• Introduction du commentaire de texte : un corrigé type.

    Corrigé type (proposition) de l’introduction du commentaire de texte de Rousseau extrait du Contrat social, livre I chapitre 3 « Du droit du plus fort »

        Il n'est pas rare d'entendre, pour justifier une injustice ou un pouvoir pris illégitimement sur quelqu'un ou sur quelque chose, qu'il s'agit de la « loi du plus fort ». Il n'y aurait ici rien à objecter. Cette référence à la loi du plus fort semble tirer son apparente légitimité de l'idée selon laquelle une telle loi serait la règle première régissant les rapports entre les différents êtres dans le règne animal. De «c'est ainsi dans la nature », nous passons insensiblement à la déclaration « c'est naturel », pour finir par affirmer « c'est normal ». Nous affirmons ainsi non seulement que la force souvent fait la loi mais en plus que la force peut avoir force de norme, fondant ainsi le droit sur la force.

       Jean-Jacques Rousseau, dans son livre Du contrat social, intitule le chapitre 3 du livre I « Du droit du plus fort » et s’interroge sur cette expression et sur son apparente légitimité.
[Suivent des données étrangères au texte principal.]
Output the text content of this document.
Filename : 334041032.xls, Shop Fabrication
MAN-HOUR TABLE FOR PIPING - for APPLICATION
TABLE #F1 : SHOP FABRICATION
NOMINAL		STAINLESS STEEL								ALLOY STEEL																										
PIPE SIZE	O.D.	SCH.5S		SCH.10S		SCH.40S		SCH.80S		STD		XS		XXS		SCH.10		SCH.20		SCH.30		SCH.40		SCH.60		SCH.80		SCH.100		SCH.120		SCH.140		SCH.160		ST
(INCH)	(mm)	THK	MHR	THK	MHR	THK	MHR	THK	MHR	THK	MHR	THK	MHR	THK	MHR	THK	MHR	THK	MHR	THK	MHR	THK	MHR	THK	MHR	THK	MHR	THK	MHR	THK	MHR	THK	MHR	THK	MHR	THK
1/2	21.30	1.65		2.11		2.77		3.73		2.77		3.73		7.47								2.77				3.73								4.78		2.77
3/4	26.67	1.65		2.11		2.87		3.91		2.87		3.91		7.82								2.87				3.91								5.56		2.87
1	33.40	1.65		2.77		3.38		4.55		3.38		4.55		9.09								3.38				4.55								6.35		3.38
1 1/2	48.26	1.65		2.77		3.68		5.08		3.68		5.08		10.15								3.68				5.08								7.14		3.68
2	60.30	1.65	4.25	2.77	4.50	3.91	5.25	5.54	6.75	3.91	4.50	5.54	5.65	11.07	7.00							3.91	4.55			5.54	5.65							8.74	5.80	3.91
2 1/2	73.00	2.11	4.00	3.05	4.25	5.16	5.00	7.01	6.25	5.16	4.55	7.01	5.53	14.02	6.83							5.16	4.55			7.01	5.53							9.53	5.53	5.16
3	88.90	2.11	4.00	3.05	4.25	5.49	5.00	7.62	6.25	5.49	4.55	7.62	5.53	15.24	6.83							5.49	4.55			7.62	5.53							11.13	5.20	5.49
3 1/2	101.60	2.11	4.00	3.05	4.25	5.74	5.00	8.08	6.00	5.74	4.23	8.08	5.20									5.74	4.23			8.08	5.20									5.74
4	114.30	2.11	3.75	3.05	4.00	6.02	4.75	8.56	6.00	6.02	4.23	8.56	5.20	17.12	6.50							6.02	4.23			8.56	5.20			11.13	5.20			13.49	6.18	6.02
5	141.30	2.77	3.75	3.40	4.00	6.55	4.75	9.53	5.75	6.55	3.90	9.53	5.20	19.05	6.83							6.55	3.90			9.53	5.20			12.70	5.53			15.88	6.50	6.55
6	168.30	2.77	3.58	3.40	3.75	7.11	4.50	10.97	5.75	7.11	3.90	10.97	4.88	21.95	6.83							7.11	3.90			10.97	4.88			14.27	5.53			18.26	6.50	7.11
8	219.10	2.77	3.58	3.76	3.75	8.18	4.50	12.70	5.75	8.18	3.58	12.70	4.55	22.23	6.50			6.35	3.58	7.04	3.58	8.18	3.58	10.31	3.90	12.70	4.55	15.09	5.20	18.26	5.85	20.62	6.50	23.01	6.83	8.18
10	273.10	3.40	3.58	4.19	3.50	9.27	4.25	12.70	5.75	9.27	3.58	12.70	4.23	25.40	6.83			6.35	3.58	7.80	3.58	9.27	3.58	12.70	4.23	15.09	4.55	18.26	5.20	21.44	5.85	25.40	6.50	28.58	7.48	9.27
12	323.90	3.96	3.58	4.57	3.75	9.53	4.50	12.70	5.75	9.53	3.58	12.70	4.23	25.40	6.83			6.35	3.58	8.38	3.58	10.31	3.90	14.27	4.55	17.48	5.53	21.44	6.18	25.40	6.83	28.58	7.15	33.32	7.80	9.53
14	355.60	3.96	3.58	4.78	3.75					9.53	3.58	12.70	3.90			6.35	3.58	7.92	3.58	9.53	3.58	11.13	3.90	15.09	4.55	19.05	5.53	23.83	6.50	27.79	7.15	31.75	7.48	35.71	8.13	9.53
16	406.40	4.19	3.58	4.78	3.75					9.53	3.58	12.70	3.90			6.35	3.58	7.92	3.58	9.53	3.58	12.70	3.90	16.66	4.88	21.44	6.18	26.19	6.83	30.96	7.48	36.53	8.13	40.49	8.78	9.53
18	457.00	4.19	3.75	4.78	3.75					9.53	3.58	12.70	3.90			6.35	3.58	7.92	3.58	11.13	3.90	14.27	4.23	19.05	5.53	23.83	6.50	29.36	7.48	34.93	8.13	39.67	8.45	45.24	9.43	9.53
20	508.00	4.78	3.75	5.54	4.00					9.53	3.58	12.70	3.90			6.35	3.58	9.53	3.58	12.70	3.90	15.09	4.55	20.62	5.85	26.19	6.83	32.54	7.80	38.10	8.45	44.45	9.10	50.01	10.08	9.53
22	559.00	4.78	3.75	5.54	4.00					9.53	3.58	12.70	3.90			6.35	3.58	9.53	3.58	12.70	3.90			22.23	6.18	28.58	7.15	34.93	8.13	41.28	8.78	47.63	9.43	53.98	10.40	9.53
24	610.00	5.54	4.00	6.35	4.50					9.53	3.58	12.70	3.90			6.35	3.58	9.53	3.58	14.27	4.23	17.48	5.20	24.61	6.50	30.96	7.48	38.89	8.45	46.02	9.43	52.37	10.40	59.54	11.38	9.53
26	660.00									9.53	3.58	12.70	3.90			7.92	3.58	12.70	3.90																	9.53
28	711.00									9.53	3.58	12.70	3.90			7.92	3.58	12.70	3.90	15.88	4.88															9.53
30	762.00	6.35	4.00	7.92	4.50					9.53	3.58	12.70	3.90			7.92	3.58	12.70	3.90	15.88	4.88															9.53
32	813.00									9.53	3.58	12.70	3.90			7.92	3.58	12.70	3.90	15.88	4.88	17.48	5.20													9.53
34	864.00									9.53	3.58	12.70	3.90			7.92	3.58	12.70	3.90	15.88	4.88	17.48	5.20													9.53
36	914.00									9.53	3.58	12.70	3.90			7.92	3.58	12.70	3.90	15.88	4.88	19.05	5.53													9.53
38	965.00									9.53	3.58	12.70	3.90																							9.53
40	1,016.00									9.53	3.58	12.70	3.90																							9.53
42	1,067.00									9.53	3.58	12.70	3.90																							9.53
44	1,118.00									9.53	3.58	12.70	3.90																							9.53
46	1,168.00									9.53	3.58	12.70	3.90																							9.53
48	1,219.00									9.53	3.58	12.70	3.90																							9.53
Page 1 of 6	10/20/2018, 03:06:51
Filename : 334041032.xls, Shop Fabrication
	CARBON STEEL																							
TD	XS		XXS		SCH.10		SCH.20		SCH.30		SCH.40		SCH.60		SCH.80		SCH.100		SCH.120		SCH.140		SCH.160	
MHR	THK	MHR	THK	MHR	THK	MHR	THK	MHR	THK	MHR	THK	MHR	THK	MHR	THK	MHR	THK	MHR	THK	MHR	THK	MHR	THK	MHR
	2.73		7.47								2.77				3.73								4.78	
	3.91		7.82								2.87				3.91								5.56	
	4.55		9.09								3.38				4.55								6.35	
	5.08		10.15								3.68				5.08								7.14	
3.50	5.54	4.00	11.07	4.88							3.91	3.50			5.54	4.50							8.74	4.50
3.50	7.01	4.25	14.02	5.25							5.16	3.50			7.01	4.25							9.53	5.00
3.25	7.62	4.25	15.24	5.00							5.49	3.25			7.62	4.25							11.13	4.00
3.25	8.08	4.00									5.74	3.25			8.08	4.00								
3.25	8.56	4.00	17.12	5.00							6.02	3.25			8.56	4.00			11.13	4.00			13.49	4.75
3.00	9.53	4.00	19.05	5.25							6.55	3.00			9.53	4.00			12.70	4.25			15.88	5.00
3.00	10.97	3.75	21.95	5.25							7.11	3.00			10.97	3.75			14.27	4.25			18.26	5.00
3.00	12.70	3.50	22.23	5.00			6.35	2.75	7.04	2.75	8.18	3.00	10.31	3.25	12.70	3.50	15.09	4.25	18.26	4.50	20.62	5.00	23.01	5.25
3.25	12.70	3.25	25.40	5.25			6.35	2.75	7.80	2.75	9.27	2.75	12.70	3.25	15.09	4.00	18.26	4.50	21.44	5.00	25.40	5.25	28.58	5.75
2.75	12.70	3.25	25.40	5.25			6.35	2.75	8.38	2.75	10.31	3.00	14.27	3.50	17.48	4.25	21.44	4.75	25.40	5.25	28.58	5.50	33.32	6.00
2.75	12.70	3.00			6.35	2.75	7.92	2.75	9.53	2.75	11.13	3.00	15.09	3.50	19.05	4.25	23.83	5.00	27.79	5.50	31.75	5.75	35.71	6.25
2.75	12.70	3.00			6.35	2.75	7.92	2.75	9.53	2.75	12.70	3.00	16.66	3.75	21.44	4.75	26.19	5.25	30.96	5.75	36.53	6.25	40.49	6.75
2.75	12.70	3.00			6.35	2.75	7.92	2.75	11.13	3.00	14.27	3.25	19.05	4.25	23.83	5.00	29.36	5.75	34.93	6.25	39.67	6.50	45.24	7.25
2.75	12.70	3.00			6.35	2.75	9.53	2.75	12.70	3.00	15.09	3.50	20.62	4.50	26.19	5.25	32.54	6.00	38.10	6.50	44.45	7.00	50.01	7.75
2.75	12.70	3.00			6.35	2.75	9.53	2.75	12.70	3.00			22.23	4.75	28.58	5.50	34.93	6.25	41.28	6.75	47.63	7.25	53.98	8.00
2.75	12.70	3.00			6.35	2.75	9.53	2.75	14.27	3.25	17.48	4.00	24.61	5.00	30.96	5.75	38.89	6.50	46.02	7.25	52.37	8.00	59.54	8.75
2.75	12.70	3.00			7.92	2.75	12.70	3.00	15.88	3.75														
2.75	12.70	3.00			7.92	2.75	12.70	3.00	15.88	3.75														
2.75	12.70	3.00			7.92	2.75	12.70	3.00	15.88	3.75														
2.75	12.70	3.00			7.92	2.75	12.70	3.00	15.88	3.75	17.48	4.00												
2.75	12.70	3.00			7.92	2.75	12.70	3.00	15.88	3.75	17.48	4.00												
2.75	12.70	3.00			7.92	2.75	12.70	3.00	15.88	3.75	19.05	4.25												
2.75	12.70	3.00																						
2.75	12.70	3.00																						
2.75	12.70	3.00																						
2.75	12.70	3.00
Remarquons tout d’abord que c’est l’idée de « droit du plus fort » qu’il questionne et non celle de « loi du fort ». En effet, alors qu’on peut accepter le fait qu’il existe une loi du plus fort dans la nature comme l’indiquent les études d’éthologie, Rousseau se demande si un simple fait peut faire droit et s’il est légitime de fonder le droit sur la nature. Peut-on ainsi accepter la force du plus fort et reconnaître que ce qui est doit être nécessairement érigé en modèle pour penser ce qui doit être. 

        En d’autres termes, Rousseau pose le problème du fondement du droit et de ce qui pourrait bien être des lois et une société justes en se demandant : Peut-on fonder le droit sur la force ?

     

     

      Le texte commenté : Rousseau extrait du Contrat social, livre I chapitre 3 « Du droit du plus fort » 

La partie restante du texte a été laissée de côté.